Sica Harum- www.Konde.co

Lidah saya,
menyukai rasa manis. Tergila-gila rasa asin, dan bisa menoleransi rasa asam.

Namun satu
dan lain hal, mungkin karena perasaan mellow seharian kemarin, mungkin karena
satu dan lain kejadian yang membuat saya gusar, -tentang menjadi umat mayoritas
di negeri ini- saya mulai berusaha berhenti sepenuhnya untuk menambah aksesoris
pada satu dan banyak hal.

Dalam hidup.
Dalam keseharian.

Karena itu
barangkali, pagi ini, saya urung menambahkan gula pada secangkir kopi dengan
uap panas yang masih mengepul. Tidak juga krimer. Tidak juga susu kental manis.

Saya mau
berdamai dengan rasa pahit.

Memahami
tentang rasionalitas, adalah salah satu hal yang pahit. Manusia diciptakan
dengan alat pikir. Kita belajar belasan (atau mungkin puluhan) tahun untuk
menjadi manusia yang rasional. Memilah mana yang benar dan salah. Berusaha
menyelaraskan dengan mana yang baik dan buruk.

Tapi kita
juga belajar, di mana-mana, rasionalitas tidak bisa menang atas emosionalitas.
Pelaku dunia bisnis pasti khatam dengan hal ini, apalagi pelaku kegiatan
periklanan. Itulah kenapa, pesan yang sangat rasional harus dibalut sedemikian
rupa -bahkan norak dan kampungan- demi relevansi yang menyentuh audiens.

Apakah
rasionalitas berkolerasi dengan tingkat pendidikan?

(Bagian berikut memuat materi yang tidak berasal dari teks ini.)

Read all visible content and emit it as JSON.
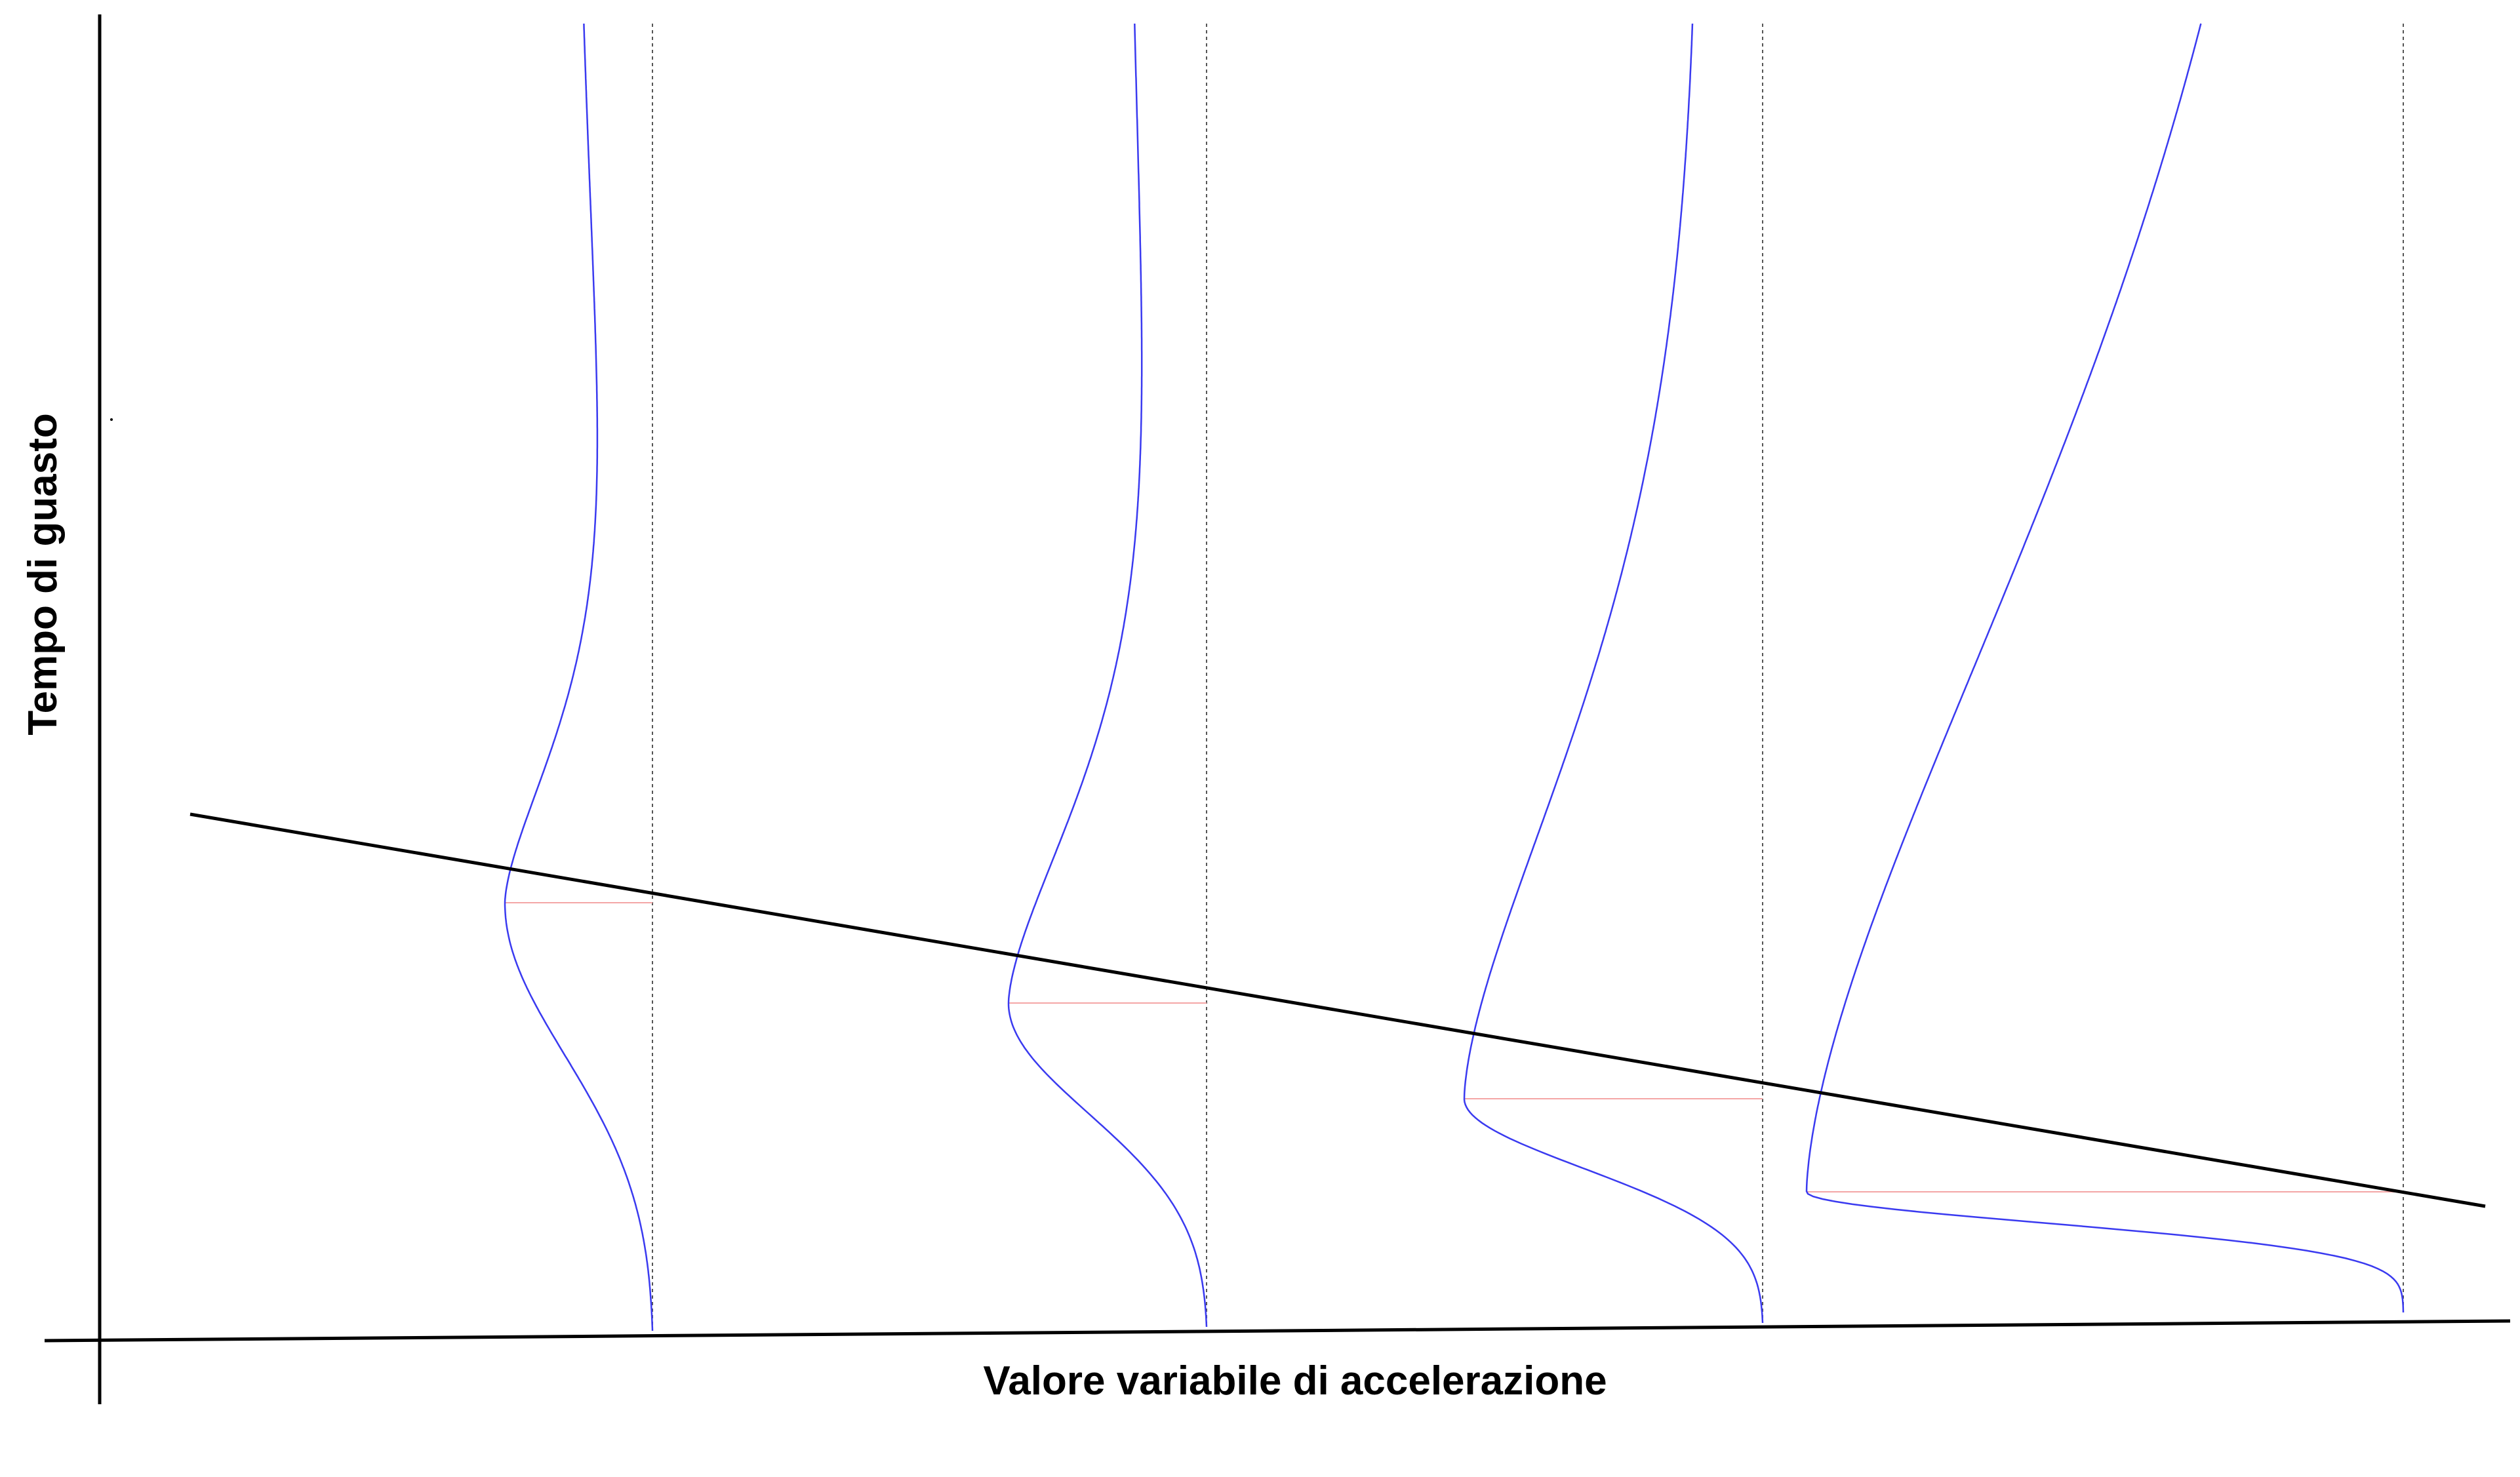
{
  "diagram": {
    "type": "accelerated-life-test",
    "x_axis_label": "Valore variabile di accelerazione",
    "y_axis_label": "Tempo di guasto",
    "stress_levels": 4,
    "colors": {
      "axes": "#000000",
      "trend_line": "#000000",
      "distribution_curves": "#3a3af0",
      "level_guides": "#555555",
      "mode_markers": "#f4a6a6"
    },
    "trend": "decreasing"
  }
}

Tidak juga. Kita banyak melihat mereka yang berpendidikan tinggi pun sering
gagap menegakkan argumentasi. Kita banyak melihat perempuan, kelompok minoritas
yang diremehkan dengan berbagai argumentasi rasional.

Apakah rasionalitas
berkolerasi dengan tingkat penghasilan?

Tidak juga. Mereka yang punya banyak penghasilan bisa jadi malah jadi pemodal
untuk hal-hal yang irasional.

Dan barangkali,
alasan mencintai negeri inipun semakin tidak rasional.

Lahir dan
besar di sini,  sebutan ‘perempuan Indonesia yang beragama Islam’ terasa
lebih relevan bagi saya, ketimbang sebaliknya: ‘orang Islam yang berwarganegara
Indonesia’.

Kita bisa
memilih menjadi warga negara mana berdasarkan alasan-alasan rasional. Misalnya
karena tawaran kehidupan yang lebih mudah.

Dan,
sekarang saya ingin mencintai negeri ini untuk alasan-alasan sederhana saja.
Karena sisi rasional seperti berhenti pada semua karya luar biasa yang menurut
saya esensial, namun tenggelam dalam ingar bingar hal-hal yang sengaja dibuat
rumit dan kompleks.

Saya
menyesap kopi pahit sambil melihat tayangan langsung mereka yang menyanyikan
lagu-lagu toleransi hari ini. Lagu-lagu yang melambangkan perdamaian, yang
memperjuangkan perempuan dan kelompok minoritas.

Untuk itu
semua, untuk segala alasan irasional, saya akan berdamai dengan rasa pahit.
 Karena memang itu adanya, sembari mengumpulkan semangat dan nyali untuk
tetap optimis.

Melanjutkan
hidup.

Melanjutkan perjuangan mencintai toleransi di negeri ini. Mencintai orang-orang
yang memperjuangkan perempuan dan kelompok kecil di negeri ini.

Indonesia ibu pertiwi

Kau kupuja kau kukasihi

Tenagaku bahkan pun jiwaku

Kepadamu rela kuberi



foto : kopitravel

Tim Konde.co

Konde.co lahir pada 8 Maret 2016 untuk mengelola ruang publik dari sudut pandang perempuan dan minoritas sebagai bagian dari kesadaran dan daya kritis, menghadirkan penerbitan artikel di website, produksi video/ film, dan informasi/ pengetahuan publik.Kini dikelola oleh individu-individu yang mempunyai kesamaan dalam memandang perempuan dan minoritas.
Republikasi artikel ini, klik tombol di bawah

Creative Commons License

1. Silakan lakukan republikasi namun tidak boleh mengedit artikel ini, cantumkan nama penulis, dan sebut bahwa artikel ini sumbernya dari konde.co, tautkan URL dari artikel asli di kata “konde.co”. Anda bebas menerbitkan ulang artikel ini baik online maupun cetak di bawah lisensi Creative Commons.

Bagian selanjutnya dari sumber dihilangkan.